In the grand scheme of things, it's a tiny thing. It's a tiny annoyance for the man and a more significant, but relatively tiny, courtesy for the person with their period. After all these years, my friend has probably forgotten, but I never have. As a person whose life is partially governed by a fickle uterus that can ruin an evening faster than a submerged iPhone, his story has stuck with me.
How can you be so offended by a small gesture that has zero effect on you, but could make such an enormous difference to the person who needs it?
It occurs to me now that this is a small but effective illustration of how different people can see the world.
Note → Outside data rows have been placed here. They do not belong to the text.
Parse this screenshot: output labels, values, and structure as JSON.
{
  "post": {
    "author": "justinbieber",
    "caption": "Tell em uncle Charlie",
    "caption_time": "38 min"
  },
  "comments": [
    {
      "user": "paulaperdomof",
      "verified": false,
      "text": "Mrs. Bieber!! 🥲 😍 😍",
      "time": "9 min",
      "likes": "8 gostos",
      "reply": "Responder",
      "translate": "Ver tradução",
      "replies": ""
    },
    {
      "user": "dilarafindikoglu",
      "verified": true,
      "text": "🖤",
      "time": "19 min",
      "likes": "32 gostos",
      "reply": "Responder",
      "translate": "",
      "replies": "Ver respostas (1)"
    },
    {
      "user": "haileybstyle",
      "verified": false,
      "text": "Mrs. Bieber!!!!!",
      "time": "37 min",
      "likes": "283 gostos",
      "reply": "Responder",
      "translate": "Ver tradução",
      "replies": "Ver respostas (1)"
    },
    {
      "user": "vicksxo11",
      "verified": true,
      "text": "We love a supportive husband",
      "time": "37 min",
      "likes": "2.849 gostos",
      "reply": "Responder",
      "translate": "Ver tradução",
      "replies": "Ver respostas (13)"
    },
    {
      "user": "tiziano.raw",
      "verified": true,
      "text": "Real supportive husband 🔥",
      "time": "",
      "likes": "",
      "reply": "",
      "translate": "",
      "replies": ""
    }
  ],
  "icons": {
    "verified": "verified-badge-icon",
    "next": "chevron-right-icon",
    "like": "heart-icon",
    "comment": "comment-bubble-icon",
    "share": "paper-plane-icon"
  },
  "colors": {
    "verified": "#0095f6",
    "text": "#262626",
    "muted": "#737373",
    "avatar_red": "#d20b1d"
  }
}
It's part of the same thought process that measures a woman's value through her bra size and her willingness to have sex with him — that everything about us is displayed or hidden based on how men perceive them or what he wants to get from us. Unattractive women should be as covered as possible, while attractive ones shouldn't be hiding their assets from male eyes (or hands, or anything else he wishes to use).
A woman who isn't smiling is an affront to him because it detracts from her prettiness, despite the fact that there might be a legitimate reason for her not to smile (or more to the point, there isn't a legitimate reason for her to smile). Her emotional state is irrelevant because she's not being pretty. It's the line of thinking where a man blames anything other than cheerful sexual consent on the woman being a bitch, being a lesbian, or — naturally — being on her period. Everything we do, from our facial expressions to our use of hygiene products, is filtered through the lens of “how it looks to a man.”
It's the line of thinking where a small gesture from one person to another, an assurance that someone else understands and will help without question or judgment, a gesture that could save a person's evening from being ruined is trumped by a man's desire to see an untainted landscape of pretty, smiling women with visible cleavage and bodies that never bleed.
And people wonder why we still need feminism.